= Georgios Lechouritis =

Fighter of the Greek Revolution (died 1854)

Georgios Papadopoulos (Γεώργιος Παπαδόπουλος; Lechouri, d. 1854), known as Georgios Lechouritis (Γεώργιος Λεχουρίτης) was a fighter of the Greek Revolution.

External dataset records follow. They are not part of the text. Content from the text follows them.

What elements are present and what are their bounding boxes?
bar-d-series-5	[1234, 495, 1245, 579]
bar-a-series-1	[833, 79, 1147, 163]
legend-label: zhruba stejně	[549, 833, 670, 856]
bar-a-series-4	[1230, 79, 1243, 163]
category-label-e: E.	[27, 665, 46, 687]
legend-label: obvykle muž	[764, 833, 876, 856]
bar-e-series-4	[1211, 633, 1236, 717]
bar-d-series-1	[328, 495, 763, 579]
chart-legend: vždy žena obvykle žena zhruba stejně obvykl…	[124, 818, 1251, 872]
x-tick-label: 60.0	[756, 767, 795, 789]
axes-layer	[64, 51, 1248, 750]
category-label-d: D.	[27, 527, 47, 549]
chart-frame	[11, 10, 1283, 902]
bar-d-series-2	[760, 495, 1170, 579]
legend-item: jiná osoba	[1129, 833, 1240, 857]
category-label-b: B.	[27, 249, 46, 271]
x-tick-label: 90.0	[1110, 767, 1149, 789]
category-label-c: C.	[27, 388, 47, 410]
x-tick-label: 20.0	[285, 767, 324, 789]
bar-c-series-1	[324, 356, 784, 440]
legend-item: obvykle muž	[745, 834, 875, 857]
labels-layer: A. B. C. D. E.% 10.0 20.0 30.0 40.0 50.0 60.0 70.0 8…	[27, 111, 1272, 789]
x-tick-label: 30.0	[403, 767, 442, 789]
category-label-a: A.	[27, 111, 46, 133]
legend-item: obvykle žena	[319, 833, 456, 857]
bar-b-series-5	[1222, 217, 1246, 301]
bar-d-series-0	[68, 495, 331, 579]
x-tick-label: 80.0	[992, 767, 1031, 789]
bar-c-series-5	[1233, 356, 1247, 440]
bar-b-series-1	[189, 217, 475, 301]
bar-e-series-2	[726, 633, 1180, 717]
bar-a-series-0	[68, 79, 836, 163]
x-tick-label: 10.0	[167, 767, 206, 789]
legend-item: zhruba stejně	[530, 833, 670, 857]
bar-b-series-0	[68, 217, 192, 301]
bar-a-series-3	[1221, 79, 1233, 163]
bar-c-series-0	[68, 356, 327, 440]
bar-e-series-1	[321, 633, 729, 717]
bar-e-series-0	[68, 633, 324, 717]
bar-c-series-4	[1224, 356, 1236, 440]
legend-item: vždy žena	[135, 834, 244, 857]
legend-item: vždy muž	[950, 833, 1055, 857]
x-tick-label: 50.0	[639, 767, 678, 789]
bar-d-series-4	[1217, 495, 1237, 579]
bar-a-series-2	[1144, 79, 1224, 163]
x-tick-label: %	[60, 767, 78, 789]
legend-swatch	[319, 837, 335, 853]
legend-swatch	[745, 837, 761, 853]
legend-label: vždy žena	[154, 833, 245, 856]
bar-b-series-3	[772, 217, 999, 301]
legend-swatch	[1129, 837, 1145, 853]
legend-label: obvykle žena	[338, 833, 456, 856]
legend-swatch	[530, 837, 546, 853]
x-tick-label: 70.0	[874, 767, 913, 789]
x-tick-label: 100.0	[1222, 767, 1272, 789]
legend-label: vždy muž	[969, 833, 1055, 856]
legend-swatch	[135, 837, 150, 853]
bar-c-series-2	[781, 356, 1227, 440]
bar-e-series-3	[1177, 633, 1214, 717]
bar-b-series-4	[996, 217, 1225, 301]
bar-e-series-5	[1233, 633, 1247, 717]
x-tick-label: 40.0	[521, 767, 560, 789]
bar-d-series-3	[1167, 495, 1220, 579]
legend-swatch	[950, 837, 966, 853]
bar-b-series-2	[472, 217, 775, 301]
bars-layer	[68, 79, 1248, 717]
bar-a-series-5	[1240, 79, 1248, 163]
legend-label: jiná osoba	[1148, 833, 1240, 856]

He was born in the village of Lechouri, where his family's historic tower still stands. His brothers were Anagnostis and Nikolaos. As the commander of a force from Kalavryta, he participated in the battles of Levidi, Lalas, Dervenakia, Nafplion, and Valtetsi. He fought during all three of Ibrahim Pasha's invasions in Kalavryta, and mainly in the villages of Sopoto και Karnesi. He fought in the siege of the Acropolis in 1827, where he was wounded in the leg. He died of cholera in 1854 in Lechouri, where during the last years of his life.

== Sources ==
- Ioannis Th. Kolokotronis, Ελληνικά Υπομνήματα, Ήτοι Διάφορα Έγγραφα Αφορώντα την Ελληνικήν Επανάστασιν..., Τύποις Χ. Νικολαΐδου Φιλαδελφέως, 1856.
- Georgios Papandreou, Καλαβρυτινή επετηρίς: ήτοι πραγματεία περί της ιστορικής των Καλαβρύτων επαρχίας, published by Michael I. Saliveros, Athens 1906.